‘Leabhar Mór na nAmhrán’ and ‘Gráinne Mhaol’ win Irish language book awards

Michael D Higgins honours publishers at the Leabhar na Bliana ceremony

President Michael D Higgins  with Micheál Ó Conghaile, one of the editors of Leabhar Mór na nAmhrán, and  Colm  Ó Raghallaigh, who published the graphic novel version of Gráinne Mhaol. Photograph: Johnny Bambury

President Michael D Higgins with Micheál Ó Conghaile, one of the editors of Leabhar Mór na nAmhrán, and Colm Ó Raghallaigh, who published the graphic novel version of Gráinne Mhaol. Photograph: Johnny Bambury

Thu, Nov 14, 2013, 10:48


“The West is awake – and writing” was the message in Dublin last night when the “Gaeilgeoirati” gathered to celebrate Irish-language publishing in the annual Leabhar na Bliana ceremony.

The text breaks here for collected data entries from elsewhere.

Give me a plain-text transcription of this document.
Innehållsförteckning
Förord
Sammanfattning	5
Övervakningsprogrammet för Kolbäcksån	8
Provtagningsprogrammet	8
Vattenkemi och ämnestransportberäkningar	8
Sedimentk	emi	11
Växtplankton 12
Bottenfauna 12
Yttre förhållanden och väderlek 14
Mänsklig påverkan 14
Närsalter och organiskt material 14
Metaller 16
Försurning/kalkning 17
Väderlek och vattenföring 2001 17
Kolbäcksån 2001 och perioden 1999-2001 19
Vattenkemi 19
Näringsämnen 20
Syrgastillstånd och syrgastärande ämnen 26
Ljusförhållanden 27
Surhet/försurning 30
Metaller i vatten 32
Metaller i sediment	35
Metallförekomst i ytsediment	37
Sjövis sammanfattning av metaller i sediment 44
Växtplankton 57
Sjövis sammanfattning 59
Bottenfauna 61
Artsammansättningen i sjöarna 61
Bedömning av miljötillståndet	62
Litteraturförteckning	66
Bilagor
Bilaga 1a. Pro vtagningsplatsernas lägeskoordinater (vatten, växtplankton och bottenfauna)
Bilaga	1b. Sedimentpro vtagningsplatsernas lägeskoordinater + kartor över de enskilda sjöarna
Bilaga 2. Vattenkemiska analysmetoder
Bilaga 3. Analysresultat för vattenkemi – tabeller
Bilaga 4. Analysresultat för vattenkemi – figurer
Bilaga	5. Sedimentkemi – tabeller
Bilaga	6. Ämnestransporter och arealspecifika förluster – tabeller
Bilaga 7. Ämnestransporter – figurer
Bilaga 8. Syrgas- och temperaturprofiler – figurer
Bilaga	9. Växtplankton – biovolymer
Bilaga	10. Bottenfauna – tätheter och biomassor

President Michael D Higgins was in attendance to give the top awards to two books from publishers in the west: Leabhar Mór na nAmhrán, which won Gradam Uí Shúilleabháin best book in Irish for adults; and Gráinne Mhaol, which was awarded Gradam Réics Carló for the best publication for young readers.

Connemara-based Cló Iar-Chonnacht have produced a bible of a book in Leabhar Mór na nAmhrán, the big book of songs, with 400 sean-nós songs from the four corners of Ireland brought together under one cover. Collected and edited by Micheál Ó Conghaile, Lochlainn Ó Tuairisg and Peadar Ó Ceannabháin, the book contains the complete text of each song with notes on who composed them and where they originated.


Pirate queen
Meanwhile, Mayo’s Cló Mhaigh Eo travelled the high seas themselves in search of Gráinne Mhaol, a full-colour graphic novel which tells the story of the famous pirate queen Granuaile.

The text, written by Brazil-based Gisela Pizzatto and illustrated by Bruno Bull, has been translated into Irish by Donegal native Iarla Mac Aodha Bhuí.

Leabhar na Bliana organiser Liam Ó Maolaodha praised the “mysterious meitheal that brings together writer, editor, publisher and designer” to give life to a book. The awards are sponsored by the North-South language body Forás na Gaeilge, whose chief executive, Ferdie Mac an Fhailigh, said the standard of Irish-language publishing was getting better “each year”.